State of the Map Europe 2025

Many paths lead to the summit - Complex hiking and cycling routes in OpenStreetMap
2025-11-15 , Area

This talk looks into the complexity of hiking and cycling routes and the new functions of waymarkedtrails.org to show complex route relations. It gives you (slightly opinionated) hints on what to tag and how waymarkedtrails.org can help when creating and maintaining route relations in OpenStreetMap.


Hiking and cycling routes are very popular in OpenStreetMap. Thousands of them are already mapped in OpenStreetMap and dozens of applications and apps use them. Recreational routes are not shown on the main openstreetmap.org
website but waymarkedtrails.org has been around for many years to make sure mappers can see and check their work.

You'd think that mapping of a route should be a simple affair: follow the ways and put them into a relation. But reality is full of little pitfalls and question marks. There are diversions, alternatives, route markers and outlooks. And when does a trail count as waymarked anyway?

This talk gives you an overview of how to handle routes that don't just go straight.

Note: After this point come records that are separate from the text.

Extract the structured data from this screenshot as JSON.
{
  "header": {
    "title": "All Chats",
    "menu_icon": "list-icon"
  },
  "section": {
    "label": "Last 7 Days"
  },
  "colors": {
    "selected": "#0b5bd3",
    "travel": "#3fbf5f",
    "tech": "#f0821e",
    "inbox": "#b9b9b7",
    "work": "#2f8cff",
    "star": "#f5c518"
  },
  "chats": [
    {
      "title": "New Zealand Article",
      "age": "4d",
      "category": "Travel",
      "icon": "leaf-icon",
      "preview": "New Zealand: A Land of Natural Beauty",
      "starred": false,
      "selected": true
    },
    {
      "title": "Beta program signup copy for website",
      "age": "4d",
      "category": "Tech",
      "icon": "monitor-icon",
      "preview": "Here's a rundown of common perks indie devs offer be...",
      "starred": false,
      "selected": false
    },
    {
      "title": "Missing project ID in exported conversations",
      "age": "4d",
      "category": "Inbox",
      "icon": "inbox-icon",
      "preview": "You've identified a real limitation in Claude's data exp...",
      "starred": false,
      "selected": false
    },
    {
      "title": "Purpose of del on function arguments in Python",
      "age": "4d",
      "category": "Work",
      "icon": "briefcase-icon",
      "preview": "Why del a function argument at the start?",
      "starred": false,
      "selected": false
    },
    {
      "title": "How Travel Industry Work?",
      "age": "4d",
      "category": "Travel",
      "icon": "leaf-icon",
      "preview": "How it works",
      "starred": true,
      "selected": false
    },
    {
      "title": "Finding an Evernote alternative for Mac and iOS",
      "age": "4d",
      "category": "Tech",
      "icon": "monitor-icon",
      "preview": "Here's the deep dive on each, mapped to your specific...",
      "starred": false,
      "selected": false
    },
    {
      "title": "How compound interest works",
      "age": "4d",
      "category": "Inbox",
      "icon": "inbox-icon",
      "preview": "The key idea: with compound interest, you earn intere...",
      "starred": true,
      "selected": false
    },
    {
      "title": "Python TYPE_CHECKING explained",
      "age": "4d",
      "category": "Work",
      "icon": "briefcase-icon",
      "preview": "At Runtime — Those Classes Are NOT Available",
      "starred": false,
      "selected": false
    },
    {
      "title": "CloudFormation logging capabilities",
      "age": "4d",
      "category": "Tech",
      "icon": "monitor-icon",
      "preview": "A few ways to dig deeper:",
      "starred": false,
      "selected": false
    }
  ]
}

It gives you (slightly opinionated) hints on what to tag and how waymarkedtrails.org can help when creating and maintaining route relations in OpenStreetMap.


Talk keywords:

tagging routes hiking cycling

Sarah has been active in OpenStreetMap for more than a decade. She's followed many hiking paths to get them on the map and maintains waymarkedtrails.org. She works as a freelancer these days developing software for OpenStreetMap like the geocoders Nominatim and Photon.